# The funniest music podcast in the world... Appetite 4 Production



## reutunes (Jul 15, 2019)

May I recommend what I think is the funniest music tech podcast in the world...

If you're not listing to the Appetite 4 Production podcast than you're missing out on something awesome. Helmed by music tech journos James (Computer Music mag) & Tim (Future Music), they rattle through the week's music tech news at a breakneck speed, frequently stopping for puns and piss-taking. Highly recommended for those who need to know about plugins and music technology but don't want to be bored to death.

Listen here, on SoundCloud, on Spotify, or via your favourite podcast client like iTunes, Podcast Addict, Pocket Casts & Overcast.


----------



## reutunes (Jul 16, 2019)

NB... I've just sponsored them on Patreon too. Just a couple of dollars but every little helps.


----------



## Jonas Hallstrom (Jan 26, 2020)

+1
It's pretty great! I like their live reviews of plugins and VIs.


----------



## Jon W (Jan 26, 2020)

Hilarious!


----------



## tav.one (Jan 27, 2020)

Link to PocketCasts - https://pca.st/1D24


----------



## reutunes (Jan 27, 2020)

They've just released their NAMM episode which joyously skewers many of the announcements whilst still being superbly informative. Ten out of ten.


----------



## Fever Phoenix (Jan 27, 2020)

reutunes said:


> May I recommend what I think is the funniest music tech podcast in the world...
> 
> If you're not listing to the Appetite 4 Production podcast than you're missing out on something awesome. Helmed by music tech journos James (Computer Music mag) & Tim (Future Music), they rattle through the week's music tech news at a breakneck speed, frequently stopping for puns and piss-taking. Highly recommended for those who need to know about plugins and music technology but don't want to be bored to death.
> 
> Listen here, on SoundCloud, on Spotify, or via your favourite podcast client like iTunes, Podcast Addict, Pocket Casts & Overcast.

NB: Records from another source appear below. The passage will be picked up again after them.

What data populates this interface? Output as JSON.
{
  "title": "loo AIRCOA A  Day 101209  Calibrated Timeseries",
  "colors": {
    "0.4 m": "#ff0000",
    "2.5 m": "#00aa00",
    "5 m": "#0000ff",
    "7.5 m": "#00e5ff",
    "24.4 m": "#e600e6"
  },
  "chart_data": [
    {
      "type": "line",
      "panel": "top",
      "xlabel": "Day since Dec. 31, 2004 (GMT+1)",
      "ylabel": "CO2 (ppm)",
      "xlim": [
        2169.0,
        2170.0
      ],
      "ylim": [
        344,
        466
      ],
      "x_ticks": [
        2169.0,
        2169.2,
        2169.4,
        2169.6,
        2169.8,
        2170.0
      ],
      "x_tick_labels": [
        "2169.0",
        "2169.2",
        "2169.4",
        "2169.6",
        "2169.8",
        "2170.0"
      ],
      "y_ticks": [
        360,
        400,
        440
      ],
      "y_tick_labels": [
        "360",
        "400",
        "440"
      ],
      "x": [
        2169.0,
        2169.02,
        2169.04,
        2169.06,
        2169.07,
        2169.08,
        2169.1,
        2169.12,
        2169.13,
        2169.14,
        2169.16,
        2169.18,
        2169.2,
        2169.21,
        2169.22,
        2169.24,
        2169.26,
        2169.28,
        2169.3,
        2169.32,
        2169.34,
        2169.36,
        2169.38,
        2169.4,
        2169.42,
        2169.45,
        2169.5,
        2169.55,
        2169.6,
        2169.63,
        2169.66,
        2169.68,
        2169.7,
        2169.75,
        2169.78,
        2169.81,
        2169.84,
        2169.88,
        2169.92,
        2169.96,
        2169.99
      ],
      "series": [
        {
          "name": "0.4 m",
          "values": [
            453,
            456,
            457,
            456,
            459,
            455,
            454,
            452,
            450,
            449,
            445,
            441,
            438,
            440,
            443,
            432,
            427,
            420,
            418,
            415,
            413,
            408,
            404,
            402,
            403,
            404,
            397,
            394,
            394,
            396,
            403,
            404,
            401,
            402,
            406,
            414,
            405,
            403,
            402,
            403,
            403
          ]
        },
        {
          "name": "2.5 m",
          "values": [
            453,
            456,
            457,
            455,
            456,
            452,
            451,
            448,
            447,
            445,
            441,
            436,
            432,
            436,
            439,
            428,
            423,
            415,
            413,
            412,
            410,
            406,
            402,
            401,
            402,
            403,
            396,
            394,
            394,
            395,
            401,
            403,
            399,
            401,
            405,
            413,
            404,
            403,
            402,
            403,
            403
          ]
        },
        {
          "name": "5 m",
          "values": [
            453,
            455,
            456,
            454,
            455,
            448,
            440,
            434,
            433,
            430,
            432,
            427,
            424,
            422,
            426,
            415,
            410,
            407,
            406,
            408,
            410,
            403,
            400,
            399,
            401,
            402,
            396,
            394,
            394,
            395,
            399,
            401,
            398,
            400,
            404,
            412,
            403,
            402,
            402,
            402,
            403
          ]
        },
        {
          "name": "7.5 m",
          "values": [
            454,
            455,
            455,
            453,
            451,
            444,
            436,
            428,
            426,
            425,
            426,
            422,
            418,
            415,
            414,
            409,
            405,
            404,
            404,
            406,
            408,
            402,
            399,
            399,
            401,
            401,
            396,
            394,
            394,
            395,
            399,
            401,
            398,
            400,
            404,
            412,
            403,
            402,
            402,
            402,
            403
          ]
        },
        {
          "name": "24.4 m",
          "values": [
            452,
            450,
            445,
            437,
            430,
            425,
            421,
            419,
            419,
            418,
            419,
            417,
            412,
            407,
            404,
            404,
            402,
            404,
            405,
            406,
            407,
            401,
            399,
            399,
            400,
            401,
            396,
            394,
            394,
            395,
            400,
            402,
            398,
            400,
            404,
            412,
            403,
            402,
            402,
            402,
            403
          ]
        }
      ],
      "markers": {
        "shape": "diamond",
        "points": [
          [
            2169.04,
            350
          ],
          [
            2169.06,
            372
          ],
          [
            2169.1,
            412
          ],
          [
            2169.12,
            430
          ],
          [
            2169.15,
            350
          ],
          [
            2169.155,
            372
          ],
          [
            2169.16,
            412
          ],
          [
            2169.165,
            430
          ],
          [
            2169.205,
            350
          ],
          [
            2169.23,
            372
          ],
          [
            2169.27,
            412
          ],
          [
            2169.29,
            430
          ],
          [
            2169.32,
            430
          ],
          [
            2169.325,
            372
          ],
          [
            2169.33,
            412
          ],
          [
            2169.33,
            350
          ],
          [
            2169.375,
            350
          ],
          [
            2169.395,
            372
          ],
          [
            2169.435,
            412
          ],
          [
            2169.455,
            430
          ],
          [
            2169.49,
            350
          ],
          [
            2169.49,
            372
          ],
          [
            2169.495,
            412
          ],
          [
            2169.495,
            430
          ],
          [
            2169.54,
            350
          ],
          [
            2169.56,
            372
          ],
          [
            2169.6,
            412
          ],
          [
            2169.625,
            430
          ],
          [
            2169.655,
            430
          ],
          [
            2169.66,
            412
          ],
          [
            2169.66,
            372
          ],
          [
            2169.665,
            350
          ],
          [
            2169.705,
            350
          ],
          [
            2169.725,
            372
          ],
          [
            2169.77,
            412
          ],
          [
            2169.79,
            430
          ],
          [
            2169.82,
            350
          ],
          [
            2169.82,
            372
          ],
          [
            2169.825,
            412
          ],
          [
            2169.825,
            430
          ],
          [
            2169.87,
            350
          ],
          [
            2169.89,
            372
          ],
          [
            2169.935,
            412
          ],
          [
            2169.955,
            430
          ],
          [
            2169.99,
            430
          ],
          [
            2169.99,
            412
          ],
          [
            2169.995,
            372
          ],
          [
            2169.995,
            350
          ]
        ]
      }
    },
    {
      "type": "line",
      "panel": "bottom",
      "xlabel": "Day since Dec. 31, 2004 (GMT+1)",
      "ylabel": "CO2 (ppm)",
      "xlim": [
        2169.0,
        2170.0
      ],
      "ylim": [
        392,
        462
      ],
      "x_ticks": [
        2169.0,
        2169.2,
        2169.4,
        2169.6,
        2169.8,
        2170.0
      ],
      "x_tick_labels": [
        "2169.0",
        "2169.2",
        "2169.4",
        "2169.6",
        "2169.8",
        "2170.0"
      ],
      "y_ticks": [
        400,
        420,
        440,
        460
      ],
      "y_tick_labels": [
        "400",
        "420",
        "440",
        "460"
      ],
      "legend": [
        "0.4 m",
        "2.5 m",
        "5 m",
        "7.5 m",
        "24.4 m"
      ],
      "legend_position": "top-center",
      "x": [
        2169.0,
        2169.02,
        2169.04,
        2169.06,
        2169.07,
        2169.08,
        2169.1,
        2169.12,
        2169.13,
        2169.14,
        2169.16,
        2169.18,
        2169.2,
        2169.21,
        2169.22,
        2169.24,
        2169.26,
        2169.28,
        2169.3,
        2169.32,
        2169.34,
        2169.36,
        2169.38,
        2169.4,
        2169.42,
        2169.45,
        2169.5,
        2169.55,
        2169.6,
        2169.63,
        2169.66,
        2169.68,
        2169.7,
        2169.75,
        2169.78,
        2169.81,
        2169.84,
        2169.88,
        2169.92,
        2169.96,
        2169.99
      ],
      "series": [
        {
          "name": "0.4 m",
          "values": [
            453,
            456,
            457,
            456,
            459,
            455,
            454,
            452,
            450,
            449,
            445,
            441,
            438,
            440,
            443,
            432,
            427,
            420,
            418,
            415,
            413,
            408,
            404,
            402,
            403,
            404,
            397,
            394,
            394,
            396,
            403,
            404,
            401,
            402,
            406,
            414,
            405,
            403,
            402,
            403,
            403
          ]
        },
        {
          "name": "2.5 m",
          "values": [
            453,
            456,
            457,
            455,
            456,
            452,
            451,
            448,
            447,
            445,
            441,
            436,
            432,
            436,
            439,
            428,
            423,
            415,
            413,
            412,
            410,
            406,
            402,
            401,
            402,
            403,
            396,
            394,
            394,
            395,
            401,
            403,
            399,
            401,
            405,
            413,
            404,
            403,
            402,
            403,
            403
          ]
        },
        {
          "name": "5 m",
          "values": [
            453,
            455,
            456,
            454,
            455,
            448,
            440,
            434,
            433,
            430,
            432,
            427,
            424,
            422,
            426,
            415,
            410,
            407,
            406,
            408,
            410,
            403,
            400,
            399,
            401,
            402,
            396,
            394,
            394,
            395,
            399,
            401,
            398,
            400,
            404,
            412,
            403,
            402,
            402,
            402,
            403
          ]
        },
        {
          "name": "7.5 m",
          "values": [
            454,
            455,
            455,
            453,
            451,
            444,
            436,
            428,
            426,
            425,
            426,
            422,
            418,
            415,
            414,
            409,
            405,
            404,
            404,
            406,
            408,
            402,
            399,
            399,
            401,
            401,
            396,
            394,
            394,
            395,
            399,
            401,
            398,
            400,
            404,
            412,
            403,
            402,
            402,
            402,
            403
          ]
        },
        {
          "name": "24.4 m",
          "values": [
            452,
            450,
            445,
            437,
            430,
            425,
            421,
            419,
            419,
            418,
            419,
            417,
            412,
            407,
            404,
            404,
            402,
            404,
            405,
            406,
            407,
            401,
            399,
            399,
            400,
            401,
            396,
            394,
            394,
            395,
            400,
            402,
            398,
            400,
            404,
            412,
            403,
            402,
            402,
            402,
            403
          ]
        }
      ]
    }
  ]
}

thx for the recommendation!


----------



## davidson (Feb 20, 2020)

Fantastic podcast along with the most honest reviews you'll come across. If something smells fishy, Tim and James hilariously rip into it. I never realised journos could actually cut the bullsh!t yet still work in the industry 

Brilliantly entertaining stuff, and all for 0 clams per episode!


----------